Before joining Deerfield, Roberts was Chief Investment Officer at Liberty Hampshire and several Zurich Insurance Company subsidiaries including Scudder Kemper Investments, Zurich Investment Management and Centre Re.

 

BW: Four out of your 13 existing collateralized debt obligation deals have been downgraded, including a structured finance one (Mid Ocean CBO 2000), which is a relatively rare occurrence. How do you address investors' concerns, especially when the downgrades were on the senior tranches?

 

SR: Moody's Investors Service downgraded some tranches just by one notch and we were fairly happy with their approach. The real severe downgrades came from Fitch Ratings and we think it was a little bit ridiculous. The difference, in my opinion, is because Moody's spent a long time with us looking at the underlying collateral and was able to appreciate our pre-emptive investment approach while the same cannot be said about Fitch. Today, we diversify much more. When Mid Ocean was priced, it was backed by 35 to 45 bonds. We now use 85 to 90 different issues for the collateral of our most recent asset-backed securities CDO. To answer the concerns on the senior tranches, you have to take into account that Mid Ocean had a different leverage characteristic than what's in the market, with a smaller equity piece and triple-B buckets.

 

BW: Some investors criticize your firm for basing the calculation of the manager's fee not on the market value of the collateral but on the principal value. What is your reaction to this?

 

SR: This is the first we heard of this criticism and we would invite dialogue with anyone that questions it. Having said that, this fee is a small portion of our overall fee. The practice is pretty standard in the industry, which has been confirmed with us by two different dealers we have done deals with. We feel it is inappropriate to characterize Deerfield CDO management fees as different than those in the marketplace.

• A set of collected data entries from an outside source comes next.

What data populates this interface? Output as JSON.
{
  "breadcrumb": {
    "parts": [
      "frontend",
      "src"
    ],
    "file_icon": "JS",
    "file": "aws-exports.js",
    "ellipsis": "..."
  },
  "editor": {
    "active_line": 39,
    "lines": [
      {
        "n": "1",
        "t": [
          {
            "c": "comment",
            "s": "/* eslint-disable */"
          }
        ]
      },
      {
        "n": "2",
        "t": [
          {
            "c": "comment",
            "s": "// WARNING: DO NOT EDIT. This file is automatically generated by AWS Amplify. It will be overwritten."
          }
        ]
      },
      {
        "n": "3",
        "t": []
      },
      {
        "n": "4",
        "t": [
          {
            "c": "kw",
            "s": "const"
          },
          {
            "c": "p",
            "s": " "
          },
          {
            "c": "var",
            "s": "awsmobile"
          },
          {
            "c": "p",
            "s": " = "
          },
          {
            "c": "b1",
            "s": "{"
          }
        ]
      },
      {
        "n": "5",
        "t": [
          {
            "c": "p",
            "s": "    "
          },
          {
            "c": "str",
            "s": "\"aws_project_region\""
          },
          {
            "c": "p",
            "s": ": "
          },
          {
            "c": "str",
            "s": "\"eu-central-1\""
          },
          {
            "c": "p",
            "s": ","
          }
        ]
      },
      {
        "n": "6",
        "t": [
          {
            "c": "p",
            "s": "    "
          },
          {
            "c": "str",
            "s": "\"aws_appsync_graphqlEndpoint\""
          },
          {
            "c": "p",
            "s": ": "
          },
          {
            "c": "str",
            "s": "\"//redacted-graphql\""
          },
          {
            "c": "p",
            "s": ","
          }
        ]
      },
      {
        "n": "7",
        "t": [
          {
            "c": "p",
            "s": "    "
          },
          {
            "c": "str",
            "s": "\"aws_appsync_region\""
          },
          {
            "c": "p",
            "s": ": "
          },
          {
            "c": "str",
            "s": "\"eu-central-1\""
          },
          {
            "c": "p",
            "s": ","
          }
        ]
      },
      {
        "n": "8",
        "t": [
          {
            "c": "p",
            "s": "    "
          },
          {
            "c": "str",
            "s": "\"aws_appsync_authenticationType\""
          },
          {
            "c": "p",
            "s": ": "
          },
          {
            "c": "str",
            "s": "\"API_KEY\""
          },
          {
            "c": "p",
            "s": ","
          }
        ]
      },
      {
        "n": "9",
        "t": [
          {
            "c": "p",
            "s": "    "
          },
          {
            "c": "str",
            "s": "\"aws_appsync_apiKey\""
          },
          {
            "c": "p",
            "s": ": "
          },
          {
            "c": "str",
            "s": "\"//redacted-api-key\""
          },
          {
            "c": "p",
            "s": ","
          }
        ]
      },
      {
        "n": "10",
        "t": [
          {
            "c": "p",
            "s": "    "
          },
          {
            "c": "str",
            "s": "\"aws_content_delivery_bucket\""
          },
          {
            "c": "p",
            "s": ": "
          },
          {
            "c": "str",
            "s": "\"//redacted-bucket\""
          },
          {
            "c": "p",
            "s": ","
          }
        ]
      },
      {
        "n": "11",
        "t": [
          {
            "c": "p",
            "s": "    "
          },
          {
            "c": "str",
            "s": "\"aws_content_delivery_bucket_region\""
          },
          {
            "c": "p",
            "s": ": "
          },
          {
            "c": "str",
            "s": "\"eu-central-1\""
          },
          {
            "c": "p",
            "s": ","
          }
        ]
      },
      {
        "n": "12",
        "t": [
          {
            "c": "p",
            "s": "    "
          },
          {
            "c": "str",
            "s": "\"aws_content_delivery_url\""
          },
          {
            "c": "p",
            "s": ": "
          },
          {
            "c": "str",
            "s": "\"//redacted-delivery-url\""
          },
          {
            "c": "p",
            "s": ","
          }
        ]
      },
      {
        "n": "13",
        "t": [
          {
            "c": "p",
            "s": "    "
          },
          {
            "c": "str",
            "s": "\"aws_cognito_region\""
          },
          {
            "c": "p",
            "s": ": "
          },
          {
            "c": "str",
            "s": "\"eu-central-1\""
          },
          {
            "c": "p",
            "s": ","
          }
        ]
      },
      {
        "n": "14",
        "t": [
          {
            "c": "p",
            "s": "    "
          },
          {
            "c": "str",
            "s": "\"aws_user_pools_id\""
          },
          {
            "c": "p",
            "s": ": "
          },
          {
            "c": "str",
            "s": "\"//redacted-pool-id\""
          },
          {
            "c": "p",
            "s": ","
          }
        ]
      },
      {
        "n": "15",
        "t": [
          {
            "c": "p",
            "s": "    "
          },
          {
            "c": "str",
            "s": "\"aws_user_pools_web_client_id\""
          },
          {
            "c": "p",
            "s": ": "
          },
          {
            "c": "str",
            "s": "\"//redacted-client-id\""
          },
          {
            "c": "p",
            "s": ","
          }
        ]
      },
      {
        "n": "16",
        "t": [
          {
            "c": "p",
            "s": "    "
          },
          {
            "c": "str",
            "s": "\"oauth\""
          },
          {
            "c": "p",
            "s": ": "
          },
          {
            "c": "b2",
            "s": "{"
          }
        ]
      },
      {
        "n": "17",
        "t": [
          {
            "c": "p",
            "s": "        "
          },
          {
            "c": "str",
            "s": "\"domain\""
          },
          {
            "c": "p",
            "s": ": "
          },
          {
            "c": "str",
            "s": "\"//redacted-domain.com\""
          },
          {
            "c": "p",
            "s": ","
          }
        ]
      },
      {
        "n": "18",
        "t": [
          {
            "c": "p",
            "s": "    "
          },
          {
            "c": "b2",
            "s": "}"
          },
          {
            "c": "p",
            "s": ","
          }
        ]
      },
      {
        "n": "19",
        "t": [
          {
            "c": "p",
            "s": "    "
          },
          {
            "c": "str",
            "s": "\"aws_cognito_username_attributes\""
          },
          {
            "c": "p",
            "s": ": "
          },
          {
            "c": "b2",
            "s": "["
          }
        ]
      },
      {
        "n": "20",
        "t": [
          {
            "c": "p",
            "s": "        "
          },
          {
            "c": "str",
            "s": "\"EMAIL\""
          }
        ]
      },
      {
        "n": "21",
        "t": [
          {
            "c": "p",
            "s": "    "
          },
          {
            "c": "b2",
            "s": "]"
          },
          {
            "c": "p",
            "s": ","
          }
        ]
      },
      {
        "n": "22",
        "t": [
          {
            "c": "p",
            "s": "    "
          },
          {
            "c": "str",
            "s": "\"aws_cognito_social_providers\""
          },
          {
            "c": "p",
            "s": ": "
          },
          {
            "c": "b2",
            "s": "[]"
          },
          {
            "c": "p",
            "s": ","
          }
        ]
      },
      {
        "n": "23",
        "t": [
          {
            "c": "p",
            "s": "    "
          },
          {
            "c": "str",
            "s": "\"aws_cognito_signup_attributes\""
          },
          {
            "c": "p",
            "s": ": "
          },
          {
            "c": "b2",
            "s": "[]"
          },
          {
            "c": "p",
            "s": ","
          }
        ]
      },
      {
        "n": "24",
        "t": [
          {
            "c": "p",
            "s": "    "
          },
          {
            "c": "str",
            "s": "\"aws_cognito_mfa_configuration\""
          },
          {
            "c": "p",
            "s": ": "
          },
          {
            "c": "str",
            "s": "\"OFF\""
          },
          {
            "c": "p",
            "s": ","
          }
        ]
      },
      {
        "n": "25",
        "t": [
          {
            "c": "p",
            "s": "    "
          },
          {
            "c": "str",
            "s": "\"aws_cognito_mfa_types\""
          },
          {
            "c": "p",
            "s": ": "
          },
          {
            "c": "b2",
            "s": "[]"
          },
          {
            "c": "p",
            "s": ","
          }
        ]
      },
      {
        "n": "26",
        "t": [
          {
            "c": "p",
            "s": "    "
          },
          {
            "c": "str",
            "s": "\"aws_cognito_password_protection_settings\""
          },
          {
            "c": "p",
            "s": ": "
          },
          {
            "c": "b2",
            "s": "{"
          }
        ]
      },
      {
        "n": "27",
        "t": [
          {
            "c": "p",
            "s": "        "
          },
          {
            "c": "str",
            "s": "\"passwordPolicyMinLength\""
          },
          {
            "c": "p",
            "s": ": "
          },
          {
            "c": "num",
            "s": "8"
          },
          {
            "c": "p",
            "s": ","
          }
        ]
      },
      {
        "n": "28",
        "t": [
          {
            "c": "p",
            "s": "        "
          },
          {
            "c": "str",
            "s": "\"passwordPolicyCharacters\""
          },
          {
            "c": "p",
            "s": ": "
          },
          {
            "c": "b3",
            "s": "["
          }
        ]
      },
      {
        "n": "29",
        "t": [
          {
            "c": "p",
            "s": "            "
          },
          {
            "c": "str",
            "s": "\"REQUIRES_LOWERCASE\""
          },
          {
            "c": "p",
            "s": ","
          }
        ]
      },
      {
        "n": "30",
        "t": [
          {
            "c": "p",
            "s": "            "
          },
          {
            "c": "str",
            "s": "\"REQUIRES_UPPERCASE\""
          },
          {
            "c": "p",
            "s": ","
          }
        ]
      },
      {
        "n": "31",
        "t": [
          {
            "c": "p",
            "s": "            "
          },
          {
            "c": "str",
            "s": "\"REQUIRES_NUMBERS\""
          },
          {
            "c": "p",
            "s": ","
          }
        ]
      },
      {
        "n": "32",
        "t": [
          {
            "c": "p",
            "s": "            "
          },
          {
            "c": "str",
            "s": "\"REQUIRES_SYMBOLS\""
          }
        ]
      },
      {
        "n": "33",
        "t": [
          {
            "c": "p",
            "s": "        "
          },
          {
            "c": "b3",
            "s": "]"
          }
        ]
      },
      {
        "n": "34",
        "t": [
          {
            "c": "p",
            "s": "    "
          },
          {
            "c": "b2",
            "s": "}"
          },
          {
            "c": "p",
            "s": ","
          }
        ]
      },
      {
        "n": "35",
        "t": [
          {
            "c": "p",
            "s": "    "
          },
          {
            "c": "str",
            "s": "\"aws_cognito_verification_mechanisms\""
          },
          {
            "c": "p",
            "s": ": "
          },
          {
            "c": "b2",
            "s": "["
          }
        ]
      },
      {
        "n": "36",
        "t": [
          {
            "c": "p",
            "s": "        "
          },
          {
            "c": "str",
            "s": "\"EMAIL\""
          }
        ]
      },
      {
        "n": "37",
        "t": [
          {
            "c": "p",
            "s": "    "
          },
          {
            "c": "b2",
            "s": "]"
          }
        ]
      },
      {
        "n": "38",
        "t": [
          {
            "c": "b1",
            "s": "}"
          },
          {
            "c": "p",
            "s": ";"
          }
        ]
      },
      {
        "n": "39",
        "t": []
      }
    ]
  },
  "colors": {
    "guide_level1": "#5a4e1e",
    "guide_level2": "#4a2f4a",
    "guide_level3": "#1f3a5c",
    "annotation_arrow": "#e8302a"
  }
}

BW: Describe how your firm is organized in terms of portfolio teams and specialties?

 

SR: The organization was founded in 1993 by Greg Sachs, who came from Harris Trust. We have four different groups, with three CDO portfolio management teams. Jonathan Trutter, cio, oversees all of them and has a specific expertise with bank loans He heads our bank loan CDO group with six investment pros. The ABS CDO group, with five professionals, is run by Mike McManus. Finally we have the investment-grade CDO group run by Paula Horn, with eight investment professionals. In total outstanding, we've priced five IG CDOs (two of which are synthetic), five collateralized loan obligations and three ABS CDOs. We have a total of $ 6.5 billion in CDO assets under management.

 

BW: Your shop has an investment philosophy known for smaller CDO deal size and long ramp-up periods. Explain why and describe your investment style in general.

 

SR: We really take the time to gather collateral. Our average ramp-up period before closing an ABS deal is eight to 12 months versus two to four months in the industry. And yes, we like smaller sized deals: our typical loan deal is $300 million. We've been asked to do bigger deals and we've said no. We don't want to be forced to buy collateral we are not comfortable with.

 

BW: Any interest in originating alternative CDOs such as collateralized fund obligations, or private equity CDOs?

 

SR: We like plain vanilla collateral and focus on IG, ABS and bank loans, as we want to have as much liquidity as possible. The only way we would expand into a new CDO asset class would be if we brought a new team altogether and we have no plan on doing so at this time. However, we've talked to a few fund-of-fund managers about using our hedge funds for the underlying collateral of a CFO.

 

BW: Any sectors that you would stay away from in your collateral purchases?

 

SR: We would not purchase aircraft leases, mutual fund fees or future claims receivables such as tobacco bonds. We would consider buying manufacturing housing or franchise loans but only for tranches rated double-A or higher.